Besonders beliebt bei Anlegern sind etwa Garantie-Produkte. Aber obwohl eine Garantie suggeriert, der Investor könne kein Geld verlieren, ist ein Totalverlust grundsätzlich möglich. Sasa Perovic, Analyst bei der Zertifikate-Ratingagentur Scope, weist daher besonders auf ein Risiko hin, das den meisten Neulingen auf dem Zertifikatemarkt nicht hinreichend bewusst ist: „Auch wenn Anleger etwa ein Kapitalschutzzertifikat kaufen, sollten sie sich immer darüber im Klaren sein, dass bei einem Zertifikat der Kapitalschutz nicht gegeben ist. Der Anleger hat immer ein Emittentenrisiko. Wird die Bank, die das Zertifikat ausgegeben hat, insolvent, ist der Anleger auch sein investiertes Geld los.“ Bei Zertifikaten handelt es sich nämlich grundsätzlich um Inhaberschuldverschreibungen der Bank, die weder durch eine gesetzliche Einlagensicherung oder den Staat geschützt sind. Bei der Pleite der US-Investmentbank Lehman Brothers verloren auch hierzulande viele Anleger mit Lehman-Zertifikaten viel Geld.
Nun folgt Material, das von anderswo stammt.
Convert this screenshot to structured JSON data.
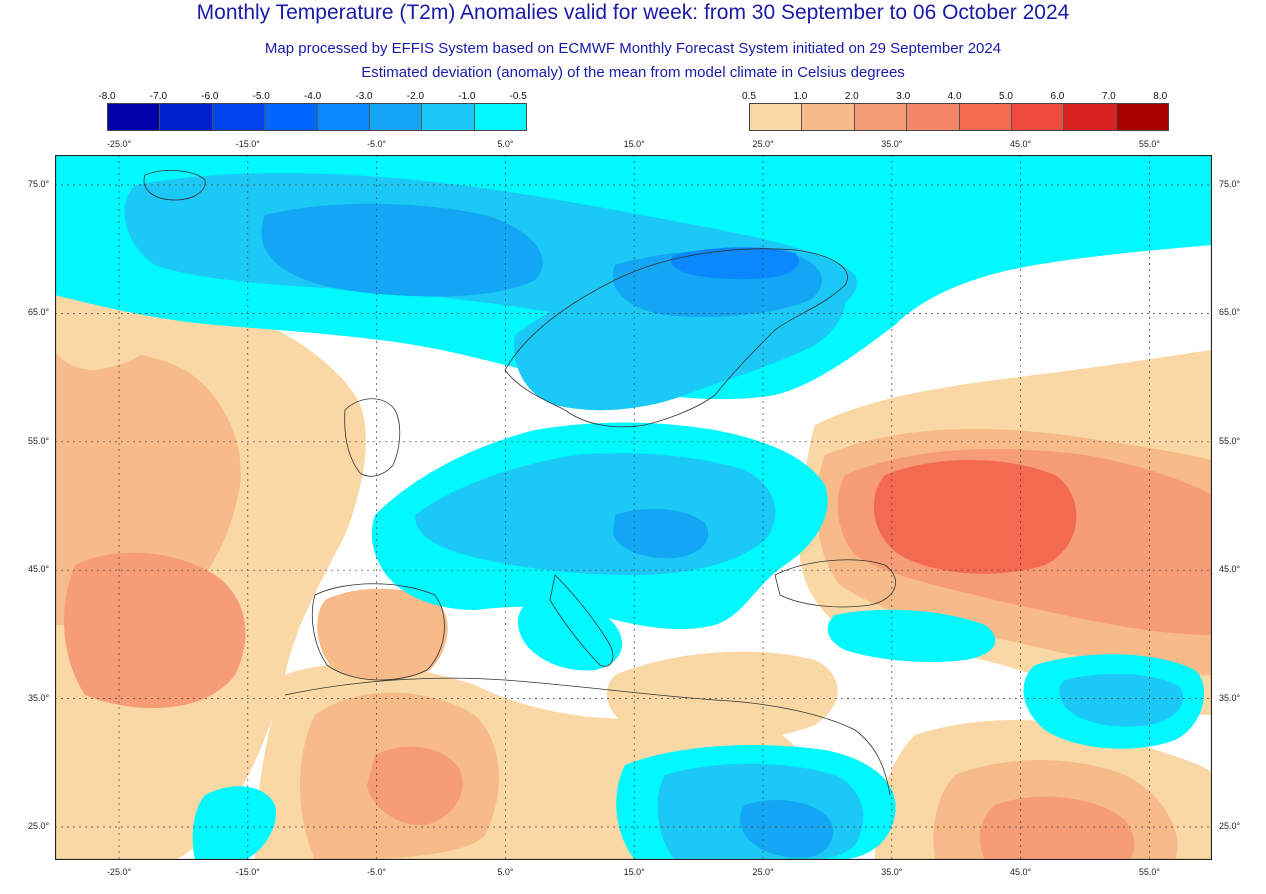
{
  "title": "Monthly Temperature (T2m) Anomalies valid for week: from 30 September to 06 October 2024",
  "subtitle_1": "Map processed by EFFIS System based on ECMWF Monthly Forecast System initiated on 29 September 2024",
  "subtitle_2": "Estimated deviation (anomaly) of the mean from model climate in Celsius degrees",
  "legend": {
    "cold_ticks": [
      "-8.0",
      "-7.0",
      "-6.0",
      "-5.0",
      "-4.0",
      "-3.0",
      "-2.0",
      "-1.0",
      "-0.5"
    ],
    "cold_colors": [
      "#0000aa",
      "#0022cc",
      "#0044ee",
      "#0066ff",
      "#0a88ff",
      "#12a6f5",
      "#1cc8f5",
      "#00f8ff"
    ],
    "warm_ticks": [
      "0.5",
      "1.0",
      "2.0",
      "3.0",
      "4.0",
      "5.0",
      "6.0",
      "7.0",
      "8.0"
    ],
    "warm_colors": [
      "#fad8a5",
      "#f7ba89",
      "#f69c77",
      "#f58668",
      "#f36a50",
      "#ee4a3d",
      "#d92222",
      "#a80000"
    ]
  },
  "axes": {
    "lon_labels": [
      "-25.0°",
      "-15.0°",
      "-5.0°",
      "5.0°",
      "15.0°",
      "25.0°",
      "35.0°",
      "45.0°",
      "55.0°"
    ],
    "lat_labels": [
      "75.0°",
      "65.0°",
      "55.0°",
      "45.0°",
      "35.0°",
      "25.0°"
    ]
  },
  "colors": {
    "title": "#1a1aa8",
    "border_lines": "#333333"
  }
}
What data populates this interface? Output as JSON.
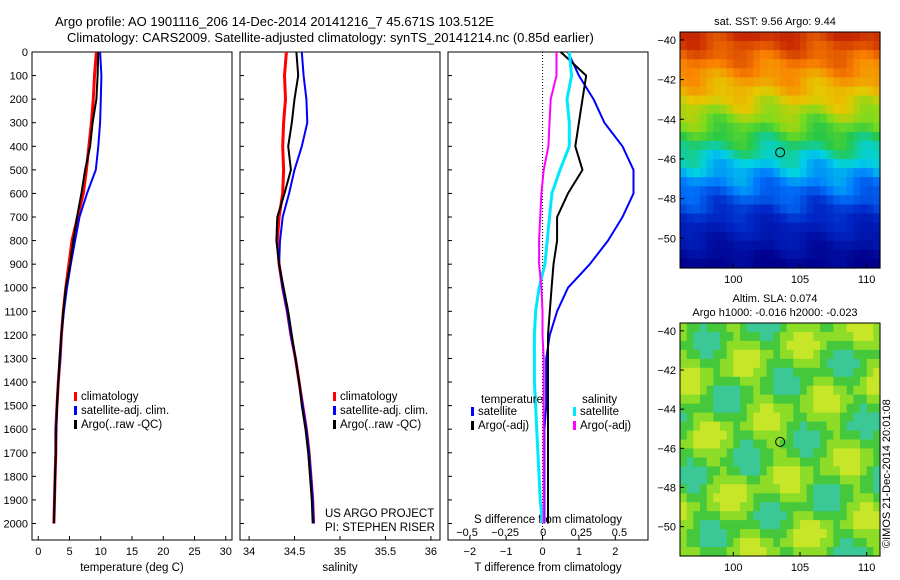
{
  "header": {
    "line1": "Argo profile: AO 1901116_206 14-Dec-2014 20141216_7 45.671S 103.512E",
    "line2": "Climatology: CARS2009. Satellite-adjusted climatology: synTS_20141214.nc (0.85d earlier)"
  },
  "colors": {
    "climatology": "#ff0000",
    "satellite": "#0000ff",
    "argo": "#000000",
    "sal_sat": "#00e8ff",
    "sal_argo": "#ff00ff"
  },
  "credit": {
    "project": "US ARGO PROJECT",
    "pi": "PI: STEPHEN RISER",
    "imos": "©IMOS 21-Dec-2014 20:01:08"
  },
  "map_sst": {
    "title": "sat. SST: 9.56  Argo: 9.44"
  },
  "map_sla": {
    "title1": "Altim. SLA: 0.074",
    "title2": "Argo h1000: -0.016  h2000: -0.023"
  },
  "chart_data": [
    {
      "type": "line",
      "xlabel": "temperature (deg C)",
      "xlim": [
        -1,
        31
      ],
      "ylim": [
        2070,
        0
      ],
      "xticks": [
        0,
        5,
        10,
        15,
        20,
        25,
        30
      ],
      "yticks": [
        0,
        100,
        200,
        300,
        400,
        500,
        600,
        700,
        800,
        900,
        1000,
        1100,
        1200,
        1300,
        1400,
        1500,
        1600,
        1700,
        1800,
        1900,
        2000
      ],
      "legend": [
        "climatology",
        "satellite-adj. clim.",
        "Argo(..raw -QC)"
      ],
      "series": [
        {
          "name": "climatology",
          "color": "#ff0000",
          "width": 3,
          "x": [
            9.3,
            9.0,
            8.8,
            8.5,
            8.1,
            7.7,
            7.2,
            6.3,
            5.4,
            4.9,
            4.4,
            4.0,
            3.7,
            3.5,
            3.2,
            3.0,
            2.8,
            2.8,
            2.7,
            2.6,
            2.5
          ],
          "y": [
            0,
            100,
            200,
            300,
            400,
            500,
            600,
            700,
            800,
            900,
            1000,
            1100,
            1200,
            1300,
            1400,
            1500,
            1600,
            1700,
            1800,
            1900,
            2000
          ]
        },
        {
          "name": "satellite-adj. clim.",
          "color": "#0000ff",
          "width": 2,
          "x": [
            9.9,
            10.1,
            10.0,
            9.9,
            9.6,
            9.2,
            7.8,
            6.6,
            5.9,
            5.2,
            4.6,
            4.1,
            3.7,
            3.5,
            3.2,
            3.0,
            2.8,
            2.8,
            2.7,
            2.6,
            2.5
          ],
          "y": [
            0,
            100,
            200,
            300,
            400,
            500,
            600,
            700,
            800,
            900,
            1000,
            1100,
            1200,
            1300,
            1400,
            1500,
            1600,
            1700,
            1800,
            1900,
            2000
          ]
        },
        {
          "name": "Argo(..raw -QC)",
          "color": "#000000",
          "width": 2,
          "x": [
            9.6,
            9.5,
            9.3,
            8.7,
            8.3,
            7.5,
            6.9,
            6.2,
            5.6,
            5.1,
            4.4,
            4.0,
            3.7,
            3.4,
            3.2,
            3.0,
            2.9,
            2.8,
            2.7,
            2.6,
            2.5
          ],
          "y": [
            0,
            100,
            200,
            300,
            400,
            500,
            600,
            700,
            800,
            900,
            1000,
            1100,
            1200,
            1300,
            1400,
            1500,
            1600,
            1700,
            1800,
            1900,
            2000
          ]
        }
      ]
    },
    {
      "type": "line",
      "xlabel": "salinity",
      "xlim": [
        33.9,
        36.1
      ],
      "ylim": [
        2070,
        0
      ],
      "xticks": [
        34,
        34.5,
        35,
        35.5,
        36
      ],
      "legend": [
        "climatology",
        "satellite-adj. clim.",
        "Argo(..raw -QC)"
      ],
      "series": [
        {
          "name": "climatology",
          "color": "#ff0000",
          "width": 3,
          "x": [
            34.41,
            34.39,
            34.4,
            34.38,
            34.37,
            34.38,
            34.37,
            34.33,
            34.31,
            34.33,
            34.37,
            34.42,
            34.46,
            34.51,
            34.55,
            34.59,
            34.63,
            34.66,
            34.68,
            34.7,
            34.71
          ],
          "y": [
            0,
            100,
            200,
            300,
            400,
            500,
            600,
            700,
            800,
            900,
            1000,
            1100,
            1200,
            1300,
            1400,
            1500,
            1600,
            1700,
            1800,
            1900,
            2000
          ]
        },
        {
          "name": "satellite-adj. clim.",
          "color": "#0000ff",
          "width": 2,
          "x": [
            34.58,
            34.6,
            34.63,
            34.64,
            34.58,
            34.5,
            34.44,
            34.37,
            34.34,
            34.33,
            34.37,
            34.42,
            34.46,
            34.51,
            34.55,
            34.59,
            34.63,
            34.66,
            34.68,
            34.7,
            34.71
          ],
          "y": [
            0,
            100,
            200,
            300,
            400,
            500,
            600,
            700,
            800,
            900,
            1000,
            1100,
            1200,
            1300,
            1400,
            1500,
            1600,
            1700,
            1800,
            1900,
            2000
          ]
        },
        {
          "name": "Argo(..raw -QC)",
          "color": "#000000",
          "width": 2,
          "x": [
            34.52,
            34.54,
            34.5,
            34.47,
            34.43,
            34.46,
            34.39,
            34.31,
            34.3,
            34.33,
            34.38,
            34.43,
            34.47,
            34.51,
            34.55,
            34.58,
            34.62,
            34.65,
            34.67,
            34.69,
            34.7
          ],
          "y": [
            0,
            100,
            200,
            300,
            400,
            500,
            600,
            700,
            800,
            900,
            1000,
            1100,
            1200,
            1300,
            1400,
            1500,
            1600,
            1700,
            1800,
            1900,
            2000
          ]
        }
      ]
    },
    {
      "type": "line",
      "xlabel": "T difference from climatology",
      "xlabel_top": "S difference from climatology",
      "xlim": [
        -2.6,
        2.9
      ],
      "ylim": [
        2070,
        0
      ],
      "xticks": [
        -2,
        -1,
        0,
        1,
        2
      ],
      "xticks_s": [
        -0.5,
        -0.25,
        0,
        0.25,
        0.5
      ],
      "legend": {
        "temperature": [
          "satellite",
          "Argo(-adj)"
        ],
        "salinity": [
          "satellite",
          "Argo(-adj)"
        ]
      },
      "series": [
        {
          "name": "satellite",
          "group": "temperature",
          "color": "#0000ff",
          "width": 2,
          "x": [
            0.7,
            1.0,
            1.4,
            1.7,
            2.2,
            2.5,
            2.5,
            2.2,
            1.8,
            1.3,
            0.7,
            0.4,
            0.2,
            0.1,
            0.1,
            0.1,
            0.05,
            0.05,
            0.05,
            0.05,
            0.05
          ],
          "y": [
            0,
            100,
            200,
            300,
            400,
            500,
            600,
            700,
            800,
            900,
            1000,
            1100,
            1200,
            1300,
            1400,
            1500,
            1600,
            1700,
            1800,
            1900,
            2000
          ]
        },
        {
          "name": "Argo(-adj)",
          "group": "temperature",
          "color": "#000000",
          "width": 2,
          "x": [
            0.5,
            1.2,
            1.1,
            1.0,
            0.9,
            1.1,
            0.7,
            0.4,
            0.4,
            0.3,
            0.25,
            0.2,
            0.15,
            0.15,
            0.15,
            0.15,
            0.15,
            0.15,
            0.15,
            0.15,
            0.15
          ],
          "y": [
            0,
            100,
            200,
            300,
            400,
            500,
            600,
            700,
            800,
            900,
            1000,
            1100,
            1200,
            1300,
            1400,
            1500,
            1600,
            1700,
            1800,
            1900,
            2000
          ]
        },
        {
          "name": "satellite",
          "group": "salinity",
          "color": "#00e8ff",
          "width": 3,
          "x": [
            0.23,
            0.25,
            0.21,
            0.23,
            0.23,
            0.15,
            0.08,
            0.06,
            0.04,
            0.02,
            -0.03,
            -0.06,
            -0.07,
            -0.07,
            -0.07,
            -0.06,
            -0.05,
            -0.04,
            -0.03,
            -0.02,
            0.0
          ],
          "y": [
            0,
            100,
            200,
            300,
            400,
            500,
            600,
            700,
            800,
            900,
            1000,
            1100,
            1200,
            1300,
            1400,
            1500,
            1600,
            1700,
            1800,
            1900,
            2000
          ]
        },
        {
          "name": "Argo(-adj)",
          "group": "salinity",
          "color": "#ff00ff",
          "width": 2,
          "x": [
            0.12,
            0.12,
            0.07,
            0.06,
            0.05,
            0.01,
            -0.01,
            -0.02,
            -0.03,
            -0.03,
            -0.01,
            0.0,
            0.0,
            0.01,
            0.01,
            0.01,
            0.01,
            0.01,
            0.01,
            0.01,
            0.01
          ],
          "y": [
            0,
            100,
            200,
            300,
            400,
            500,
            600,
            700,
            800,
            900,
            1000,
            1100,
            1200,
            1300,
            1400,
            1500,
            1600,
            1700,
            1800,
            1900,
            2000
          ]
        }
      ]
    },
    {
      "type": "heatmap",
      "title": "sat. SST: 9.56  Argo: 9.44",
      "xlim": [
        96,
        111
      ],
      "ylim": [
        -51.5,
        -39.6
      ],
      "xticks": [
        100,
        105,
        110
      ],
      "yticks": [
        -40,
        -42,
        -44,
        -46,
        -48,
        -50
      ],
      "marker": {
        "lon": 103.512,
        "lat": -45.671
      }
    },
    {
      "type": "heatmap",
      "title": "Altim. SLA: 0.074",
      "subtitle": "Argo h1000: -0.016  h2000: -0.023",
      "xlim": [
        96,
        111
      ],
      "ylim": [
        -51.5,
        -39.6
      ],
      "xticks": [
        100,
        105,
        110
      ],
      "yticks": [
        -40,
        -42,
        -44,
        -46,
        -48,
        -50
      ],
      "marker": {
        "lon": 103.512,
        "lat": -45.671
      }
    }
  ]
}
Dem Image der Zertifikate-Branche hat das nachhaltig geschadet – auch wenn der Markt allmählich wieder steigende Anlagevolumina registriert.
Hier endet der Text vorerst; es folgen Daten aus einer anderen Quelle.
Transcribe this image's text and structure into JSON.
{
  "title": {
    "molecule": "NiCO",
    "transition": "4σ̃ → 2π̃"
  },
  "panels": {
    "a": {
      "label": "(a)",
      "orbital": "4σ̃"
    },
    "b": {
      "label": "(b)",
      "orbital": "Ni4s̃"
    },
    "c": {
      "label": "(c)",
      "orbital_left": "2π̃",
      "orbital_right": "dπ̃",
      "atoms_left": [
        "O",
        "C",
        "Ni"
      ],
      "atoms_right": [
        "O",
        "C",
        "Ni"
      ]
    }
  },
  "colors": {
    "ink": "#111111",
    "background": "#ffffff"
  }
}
Fragwürdiger Kapitalschutz

Bei den Garantien steckt der Teufel im Detail. „Wenn ein Zertifikateprospekt eine Garantie auf Rückzahlung des eingesetzten Kapitals verspricht, bezieht sich diese also nur auf die Auszahlungsstruktur, nicht aber auf den Emittenten“, erläutert Perovic. „Zudem muss man wissen, dass sich die Garantien in der Regel nur auf die Auszahlung zum Ende der Laufzeit beziehen.“ Wer sein Zertifikat vorher im Minus verkauft, realisiert seine Verluste. Auch Ausgabeaufschläge sorgen nicht selten gleich zu Beginn der Haltedauer für Verluste, oftmals zwei bis drei Prozent. Eine Rückzahlung dieser Provision sehen die Garantien nicht vor. Zudem kann in den Produkteigenschaften festgelegt sein, dass bei einem Verkauf des Zertifikats vor dem Laufzeitende nicht die vollen hundert Prozent zur Auszahlung kommen, sondern zum Beispiel nur 90 Prozent. Der volle Kapitalschutz greift dann nur zum Laufzeitende. Somit müsste der Investor zunächst zwölf bis 13 Prozent Verlust ausgleichen, bevor er bei vorzeitigem Verkauf darauf hoffen kann, zumindest seinen Kapitaleinsatz zurück zu bekommen. Beispiele dafür sind laut Perovic etwa die „Euro Stoxx 50 Protect Anleihe“ von Barclays Capital oder die LBBW „Safe-Anleihe mit Cap“.

Riskante "Anleihen"

Der Begriff Anleihe findet sich ohnehin in vielen Zertifikate-Bezeichnungen. Aber meist führt er in die Irre. „Sie haben eine Couponzahlung und einen Schuldner, der dafür gerade steht. Insofern kann man von Anleihen sprechen“, sagt Perovic von Scope. „Entscheidend ist dann aber wie auch bei Staats- oder Unternehmensanleihen die Bonität des Schuldners“, so Perovic. Die Bonität lässt sich etwa an den Prämien für Kreditversicherungen ablesen, den so genannten Credit Default Swaps. Je höher deren Kurs ist, desto ausfallgefährdeter ist der Emittent. Morgan Stanley ist zum Beispiel ein großer Emittent von Zertifikaten, hat aber aktuell eine CDS-Prämie von 379 Basispunkten. Perovic rät Anlegern deshalb, immer auf die Bonität zu achten „379 Punkte ist ein hoher Wert und somit ist Morgan Stanley ein vergleichsweise ausfallgefährdeter Emittent.“ Zum Vergleich: Die Deutsche Bank liegt bei 211, die DZ Bank hat als Top-Institut der Sparkassen eine 111 und die Bundesrepublik Deutschland bekommt als Schuldner nur 58 Basispunkte am CDS-Markt für eine Ausfallversicherung über fünf Jahre. Diese Daten zur Bonität stellt sogar der Deutsche Derivate Verband auf seiner Homepage öffentlich zur Verfügung.

Laut Perovic sind viele Zertifikate, die sich mit dem Begriff „Anleihe“ oder „Aktienanleihe“ schmücken oder als sogenannte Teilschutzzertifikate verkauft werden, in Wahrheit etwas anderes, nämlich Bonuszertifikate.